While it’s probably pointless to say, “What is the Senate thinking?” you do have to wonder where their priorities are when yet again lawmakers have voted down legislation that included a provision to reauthorize the National Flood Insurance Program. The House took care of that before Memorial Day.
And what are they worried about? The federal deficit. So we’re going to solve that problem by making sure that the Gulf Coast, which hasn’t recovered from Katrina, is economically withering from both the recession and the oil spill, and is facing the worst forecast hurricane season in years doesn’t get any help when the waters rise? Oh, yeah. Now that’s some solid fiscal responsibility.
Jimi Grande, the senior vice president for the National Association of Mutual Insurance Companies hit the nail on the head. “It’s been over two weeks since the National Flood Insurance Program was allowed to expire, and the program is still being held up because of unrelated issues. This lack of action by Congress is unacceptable, particularly when we’re in the first few weeks of the 2010 hurricane season.”
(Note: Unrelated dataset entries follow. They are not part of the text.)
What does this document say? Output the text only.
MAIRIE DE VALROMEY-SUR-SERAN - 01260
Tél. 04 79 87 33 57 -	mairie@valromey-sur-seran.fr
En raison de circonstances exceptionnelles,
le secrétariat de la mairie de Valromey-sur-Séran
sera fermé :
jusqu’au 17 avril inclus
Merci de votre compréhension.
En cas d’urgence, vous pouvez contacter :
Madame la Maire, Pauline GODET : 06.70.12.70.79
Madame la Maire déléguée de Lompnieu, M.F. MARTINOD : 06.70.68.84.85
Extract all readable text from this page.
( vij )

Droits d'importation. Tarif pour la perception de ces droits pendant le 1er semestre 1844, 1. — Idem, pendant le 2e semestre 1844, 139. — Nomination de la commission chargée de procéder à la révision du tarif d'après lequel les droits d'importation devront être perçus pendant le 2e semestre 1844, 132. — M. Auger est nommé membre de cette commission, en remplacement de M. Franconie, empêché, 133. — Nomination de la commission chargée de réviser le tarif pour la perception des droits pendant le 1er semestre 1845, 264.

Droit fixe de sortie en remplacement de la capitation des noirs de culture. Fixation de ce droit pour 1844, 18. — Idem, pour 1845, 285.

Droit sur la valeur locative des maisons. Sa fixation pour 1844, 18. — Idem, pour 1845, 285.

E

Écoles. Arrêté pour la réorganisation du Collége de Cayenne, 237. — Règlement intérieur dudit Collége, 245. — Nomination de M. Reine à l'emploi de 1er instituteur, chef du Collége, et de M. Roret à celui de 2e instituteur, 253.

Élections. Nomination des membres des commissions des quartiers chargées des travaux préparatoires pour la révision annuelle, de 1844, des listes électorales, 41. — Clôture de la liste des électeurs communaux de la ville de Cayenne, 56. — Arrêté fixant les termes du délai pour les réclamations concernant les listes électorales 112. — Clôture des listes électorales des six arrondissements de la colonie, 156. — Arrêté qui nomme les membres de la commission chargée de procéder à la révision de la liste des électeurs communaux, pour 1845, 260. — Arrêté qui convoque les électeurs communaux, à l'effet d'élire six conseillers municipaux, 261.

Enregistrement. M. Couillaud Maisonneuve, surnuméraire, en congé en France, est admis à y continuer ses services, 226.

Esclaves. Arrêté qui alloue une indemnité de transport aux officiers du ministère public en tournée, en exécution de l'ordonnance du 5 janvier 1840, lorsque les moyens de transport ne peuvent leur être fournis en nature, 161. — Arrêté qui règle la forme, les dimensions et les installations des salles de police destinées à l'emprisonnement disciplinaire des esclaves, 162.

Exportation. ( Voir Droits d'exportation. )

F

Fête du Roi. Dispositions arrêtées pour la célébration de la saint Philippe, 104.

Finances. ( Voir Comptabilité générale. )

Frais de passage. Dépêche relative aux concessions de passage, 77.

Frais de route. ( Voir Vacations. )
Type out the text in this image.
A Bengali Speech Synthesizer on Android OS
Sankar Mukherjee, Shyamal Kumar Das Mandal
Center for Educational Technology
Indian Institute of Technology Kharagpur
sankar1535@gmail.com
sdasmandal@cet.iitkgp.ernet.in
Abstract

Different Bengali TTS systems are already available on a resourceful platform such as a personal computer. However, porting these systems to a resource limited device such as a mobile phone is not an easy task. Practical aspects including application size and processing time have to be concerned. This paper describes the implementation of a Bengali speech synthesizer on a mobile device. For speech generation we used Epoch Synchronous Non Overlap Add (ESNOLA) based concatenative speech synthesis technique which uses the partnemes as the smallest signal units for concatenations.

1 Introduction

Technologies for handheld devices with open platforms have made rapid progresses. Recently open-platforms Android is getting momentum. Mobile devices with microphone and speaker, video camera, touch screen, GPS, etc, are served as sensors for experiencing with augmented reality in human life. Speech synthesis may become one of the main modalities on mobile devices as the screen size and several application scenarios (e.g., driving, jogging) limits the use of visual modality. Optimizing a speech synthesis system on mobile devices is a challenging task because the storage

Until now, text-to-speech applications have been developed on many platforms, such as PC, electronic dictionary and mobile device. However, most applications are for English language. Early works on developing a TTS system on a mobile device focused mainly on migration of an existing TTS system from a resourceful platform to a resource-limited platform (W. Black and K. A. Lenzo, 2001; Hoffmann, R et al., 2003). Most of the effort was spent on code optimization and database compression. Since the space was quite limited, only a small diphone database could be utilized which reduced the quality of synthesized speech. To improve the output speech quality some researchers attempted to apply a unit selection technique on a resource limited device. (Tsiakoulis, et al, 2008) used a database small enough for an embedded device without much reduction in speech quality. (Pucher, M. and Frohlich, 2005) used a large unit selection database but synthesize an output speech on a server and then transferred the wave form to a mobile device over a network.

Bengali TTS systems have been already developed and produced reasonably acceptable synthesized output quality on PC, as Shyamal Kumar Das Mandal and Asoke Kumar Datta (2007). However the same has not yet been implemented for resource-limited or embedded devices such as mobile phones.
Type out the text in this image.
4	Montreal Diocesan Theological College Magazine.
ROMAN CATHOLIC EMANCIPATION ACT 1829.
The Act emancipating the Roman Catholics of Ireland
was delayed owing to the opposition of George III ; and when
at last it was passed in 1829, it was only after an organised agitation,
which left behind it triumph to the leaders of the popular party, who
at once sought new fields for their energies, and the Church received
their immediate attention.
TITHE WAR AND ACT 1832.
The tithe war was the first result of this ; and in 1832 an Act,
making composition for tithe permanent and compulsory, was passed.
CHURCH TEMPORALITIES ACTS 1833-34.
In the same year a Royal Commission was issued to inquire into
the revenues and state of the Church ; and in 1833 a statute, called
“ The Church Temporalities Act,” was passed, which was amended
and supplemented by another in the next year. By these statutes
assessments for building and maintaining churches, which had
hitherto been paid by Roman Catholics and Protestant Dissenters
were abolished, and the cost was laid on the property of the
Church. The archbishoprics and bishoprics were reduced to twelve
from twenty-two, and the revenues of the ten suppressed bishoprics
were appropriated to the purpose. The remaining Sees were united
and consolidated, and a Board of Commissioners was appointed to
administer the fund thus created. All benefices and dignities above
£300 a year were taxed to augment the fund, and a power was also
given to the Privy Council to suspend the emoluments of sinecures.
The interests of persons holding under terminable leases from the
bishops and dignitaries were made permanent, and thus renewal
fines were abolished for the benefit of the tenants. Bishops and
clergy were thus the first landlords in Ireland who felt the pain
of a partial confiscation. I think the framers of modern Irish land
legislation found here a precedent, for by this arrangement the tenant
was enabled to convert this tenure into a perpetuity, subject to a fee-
The storm season in the Atlantic began on June 1 and the National Oceanic and Atmospheric Administration is predicting 14 to 23 named storms with eight to 14 turning into full-fledged hurricanes. Three to seven of those will go Category 3 or higher. That means winds of more than 110 mph.
Grande added, “We cannot afford to have political disagreements get in the way of protecting millions of Americans from flood losses.” Nor can we ignore that a great deal of the storm surge this time is going to be laced with oil that will make the clean-up and recovery more complicated than anything that area has seen before.
It’s probably more fun for Congress to whup up on the British Petroleum leadership to get sound bites, but isn’t it more the Congressional job to actually be leaders?